Il s’ensuit que si, dans l’hypothèse où le bailleur fait délivrer un commandement de payer au débiteur, la décision de recevabilité intervient pendant le délai de deux mois, c’est-à-dire avant que la clause résolutoire ne soit acquise, l’effet attaché à cette décision, à savoir l’interdiction au débiteur de payer les dettes de loyers antérieurs, paralyse le jeu de la clause résolutoire.
Au contraire, si la décision sur la recevabilité de la demande de traitement de la situation de surendettement est intervenue plus de deux mois après la signification du commandement, la procédure d’expulsion peut suivre son cours.
En l’espèce, le contrat de bail, signé par les parties le 9 octobre 2013, stipule dans un article 5.6 qu’à défaut de paiement à son échéance d’un terme de loyer ou de charges dûment justifiées ou encore à défaut de paiement du dépôt de garantie, le contrat sera résilié de plein droit, si bon semble au bailleur, deux mois après un commandement demeuré infructueux.

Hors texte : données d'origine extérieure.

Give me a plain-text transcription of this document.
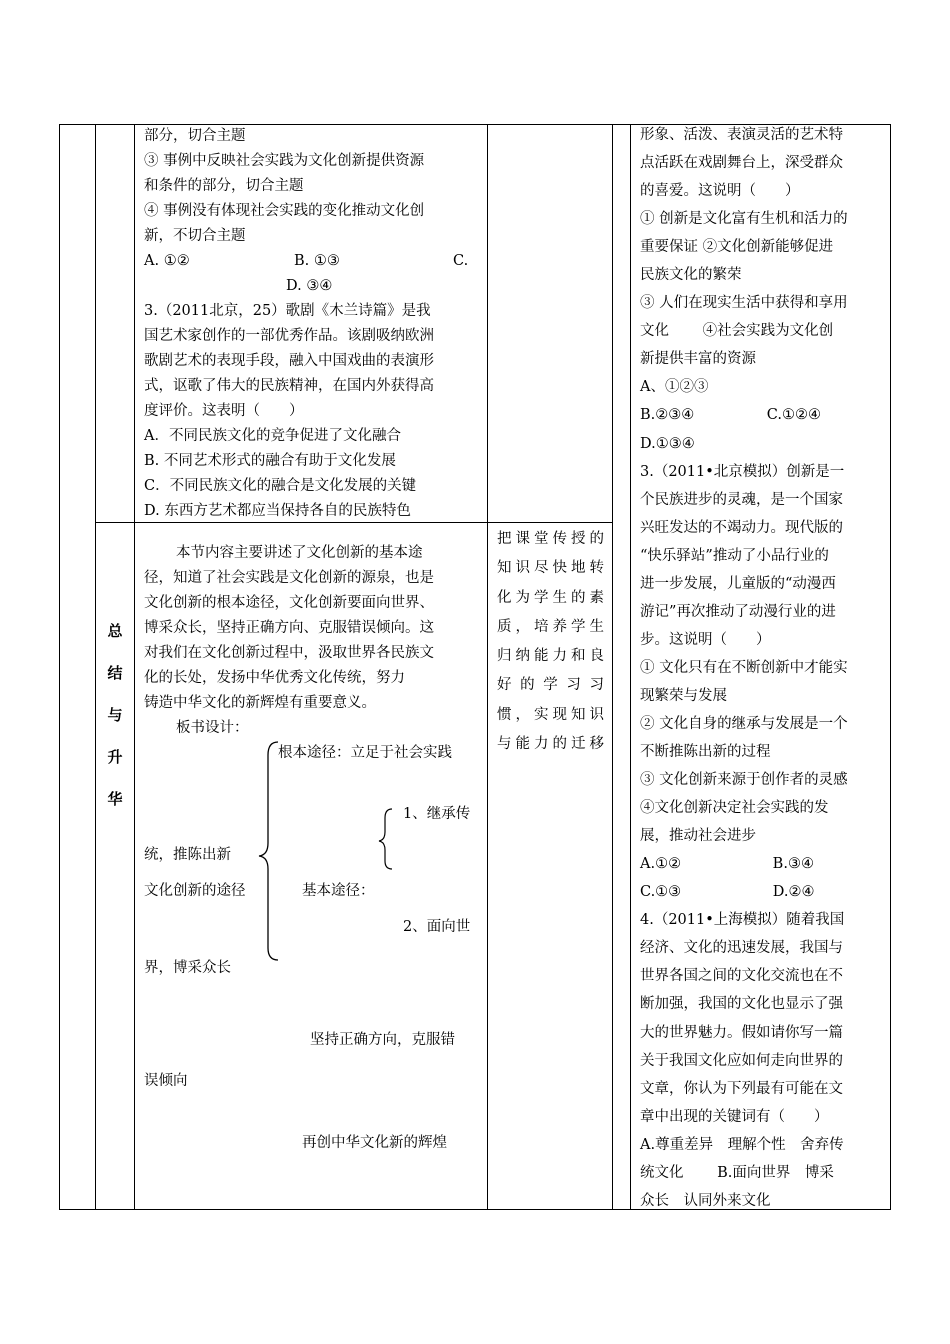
部分，切合主题
③ 事例中反映社会实践为文化创新提供资源
和条件的部分，切合主题
④ 事例没有体现社会实践的变化推动文化创
新，不切合主题
A. ①②	B. ①③	C.
D. ③④
3.（2011北京，25）歌剧《木兰诗篇》是我
国艺术家创作的一部优秀作品。该剧吸纳欧洲
歌剧艺术的表现手段，融入中国戏曲的表演形
式，讴歌了伟大的民族精神，在国内外获得高
度评价。这表明（　　）
A．不同民族文化的竞争促进了文化融合
B. 不同艺术形式的融合有助于文化发展
C．不同民族文化的融合是文化发展的关键
D. 东西方艺术都应当保持各自的民族特色
总
结
与
升
华
本节内容主要讲述了文化创新的基本途
径，知道了社会实践是文化创新的源泉，也是
文化创新的根本途径，文化创新要面向世界、
博采众长，坚持正确方向、克服错误倾向。这
对我们在文化创新过程中，汲取世界各民族文
化的长处，发扬中华优秀文化传统，努力
铸造中华文化的新辉煌有重要意义。
板书设计：
根本途径：立足于社会实践
1、继承传
统，推陈出新
文化创新的途径	基本途径：
2、面向世
界，博采众长
坚持正确方向，克服错
误倾向
再创中华文化新的辉煌
把课堂传授的
知识尽快地转
化为学生的素
质，培养学生
归纳能力和良
好的学习习
惯，实现知识
与能力的迁移
形象、活泼、表演灵活的艺术特
点活跃在戏剧舞台上，深受群众
的喜爱。这说明（　　）
① 创新是文化富有生机和活力的
重要保证 ②文化创新能够促进
民族文化的繁荣
③ 人们在现实生活中获得和享用
文化　　 ④社会实践为文化创
新提供丰富的资源
A、①②③
B.②③④　　　　　C.①②④
D.①③④
3.（2011•北京模拟）创新是一
个民族进步的灵魂，是一个国家
兴旺发达的不竭动力。现代版的
“快乐驿站”推动了小品行业的
进一步发展，儿童版的“动漫西
游记”再次推动了动漫行业的进
步。这说明（　　）
① 文化只有在不断创新中才能实
现繁荣与发展
② 文化自身的继承与发展是一个
不断推陈出新的过程
③ 文化创新来源于创作者的灵感
④文化创新决定社会实践的发
展，推动社会进步
A.①②　　　　　　 B.③④
C.①③　　　　　　 D.②④
4.（2011•上海模拟）随着我国
经济、文化的迅速发展，我国与
世界各国之间的文化交流也在不
断加强，我国的文化也显示了强
大的世界魅力。假如请你写一篇
关于我国文化应如何走向世界的
文章，你认为下列最有可能在文
章中出现的关键词有（　　）
A.尊重差异　理解个性　舍弃传
统文化　　 B.面向世界　博采
众长　认同外来文化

Le 17 août 2022, la société HLM 3F Sud a fait délivrer à Mme [N] un commandement de payer la somme de 1 794,64 euros en principal, correspondant à des loyers et charges impayés à la date du 31 juillet 2022, échéance du mois de juillet 2022 incluse, et visant la clause résolutoire contenue dans le contrat de bail.
Dès lors que Mme [N] n’a pas régularisé sa dette dans le délai de deux mois suivant la signification du commandement de payer, la dette locative s’établissant à 2 443,35 euros au 17 octobre 2022, échéance du mois de septembre 2022 incluse, c’est à bon droit que le premier juge a constaté la résiliation du bail d’habitation par suite de l’acquisition de la clause résolutoire insérée dans le contrat de bail acquise au 17 octobre 2022.

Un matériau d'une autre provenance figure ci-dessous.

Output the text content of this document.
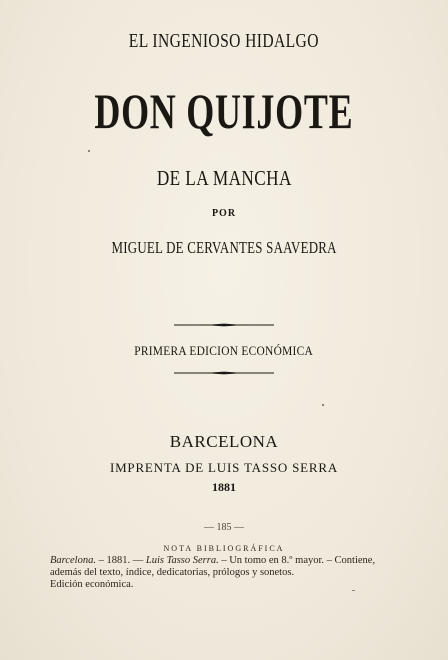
EL INGENIOSO HIDALGO
DON QUIJOTE
DE LA MANCHA
POR
MIGUEL DE CERVANTES SAAVEDRA
PRIMERA EDICION ECONÓMICA
BARCELONA
IMPRENTA DE LUIS TASSO SERRA
1881
— 185 —
NOTA BIBLIOGRÁFICA
Barcelona. – 1881. — Luis Tasso Serra. – Un tomo en 8.º mayor. – Contiene,
además del texto, índice, dedicatorias, prólogos y sonetos.
Edición económica.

En effet, la décision de recevabilité de la demande de surendettement de Mme [N], prise par la commission de surendettement des particuliers des Bouches-du-Rhône, n’ayant été prononcée que le 13 avril 2023, elle n’avait, jusqu’à cette date, aucune interdiction de régler sa dette locative telle que déclarée à la commission.

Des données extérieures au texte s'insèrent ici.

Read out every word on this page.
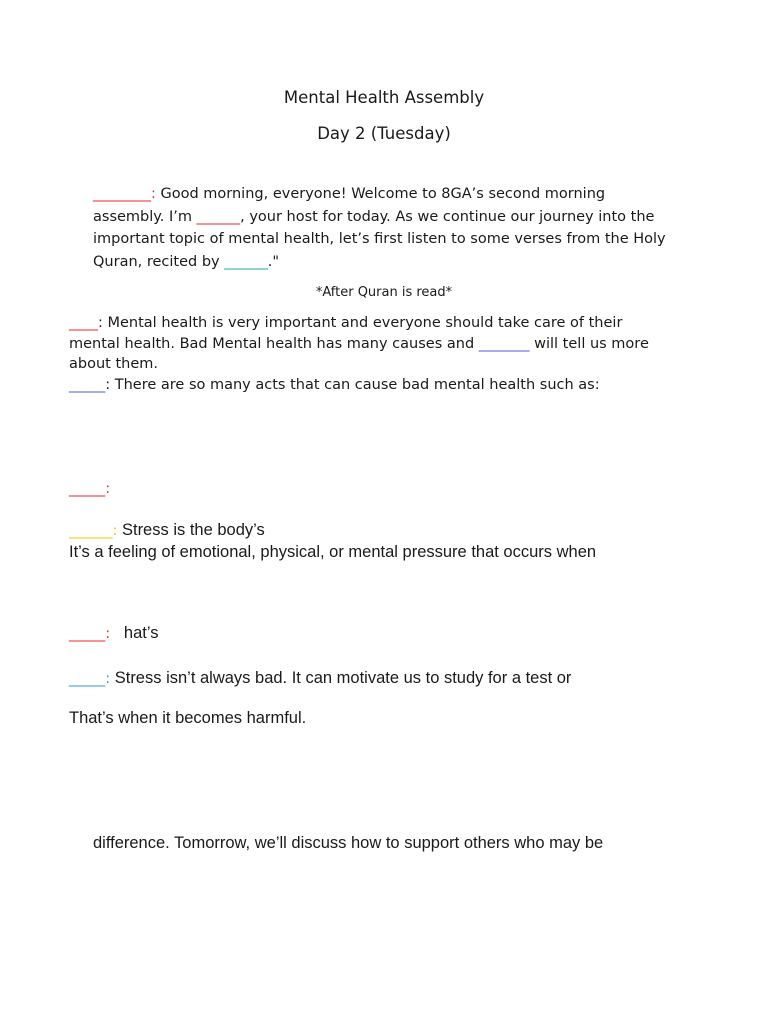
Mental Health Assembly
Day 2 (Tuesday)
________: Good morning, everyone! Welcome to 8GA’s second morning
assembly. I’m ______, your host for today. As we continue our journey into the
important topic of mental health, let’s first listen to some verses from the Holy
Quran, recited by ______."
*After Quran is read*
____: Mental health is very important and everyone should take care of their
mental health. Bad Mental health has many causes and _______ will tell us more
about them.
_____: There are so many acts that can cause bad mental health such as:
_____:
______: Stress is the body’s
It’s a feeling of emotional, physical, or mental pressure that occurs when
_____:   hat’s
_____: Stress isn’t always bad. It can motivate us to study for a test or
That’s when it becomes harmful.
difference. Tomorrow, we’ll discuss how to support others who may be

De même, si Mme [N] se prévaut de la décision prise par la même commission le 17 août 2023 imposant des mesures de réaménagement, aux termes duquel il est prévu une suspension de l’exigibilité pendant 12 mois du paiement de la dette locative d’un montant de 9 367,35 euros arrêtée au mois de mars 2023, échéance du mois de mars 2023 incluse, lesquelles mesures ont été validées par la même commission par courrier en date du 2 octobre 2023, en l’absence de contestation, la mise en place d’un tel plan ne prive pas la bailleresse de son droit de faire constater l’acquisition de plein droit de la clause résolutoire intervenue deux mois après le commandement de payer resté infructueux à la date du 17 octobre 2022, soit avant même la décision de recevabilité intervenue le 13 avril 2023.
Les conditions de la résiliation de plein droit du bail étant réunies, il y a lieu de confirmer l’ordonnance entreprise en ce qu’elle a constaté la résiliation du bail d’habitation en date du 9 octobre 2013 à effet au 17 octobre 2022, sous réserve toutefois de ce qui sera dit ci-dessous concernant la suspension des effets de la clause résolutoire.
Sur la dette locative
Par application de l’article 835 du code de procédure civile, dans les cas où l’existence de l’obligation n’est pas sérieusement contestable, le président du tribunal judiciaire ou le juge du contentieux de la protection dans les limites de sa compétence peuvent toujours accorder une provision au créancier, ou ordonner l’exécution de l’obligation même s’il s’agit d’une obligation de faire.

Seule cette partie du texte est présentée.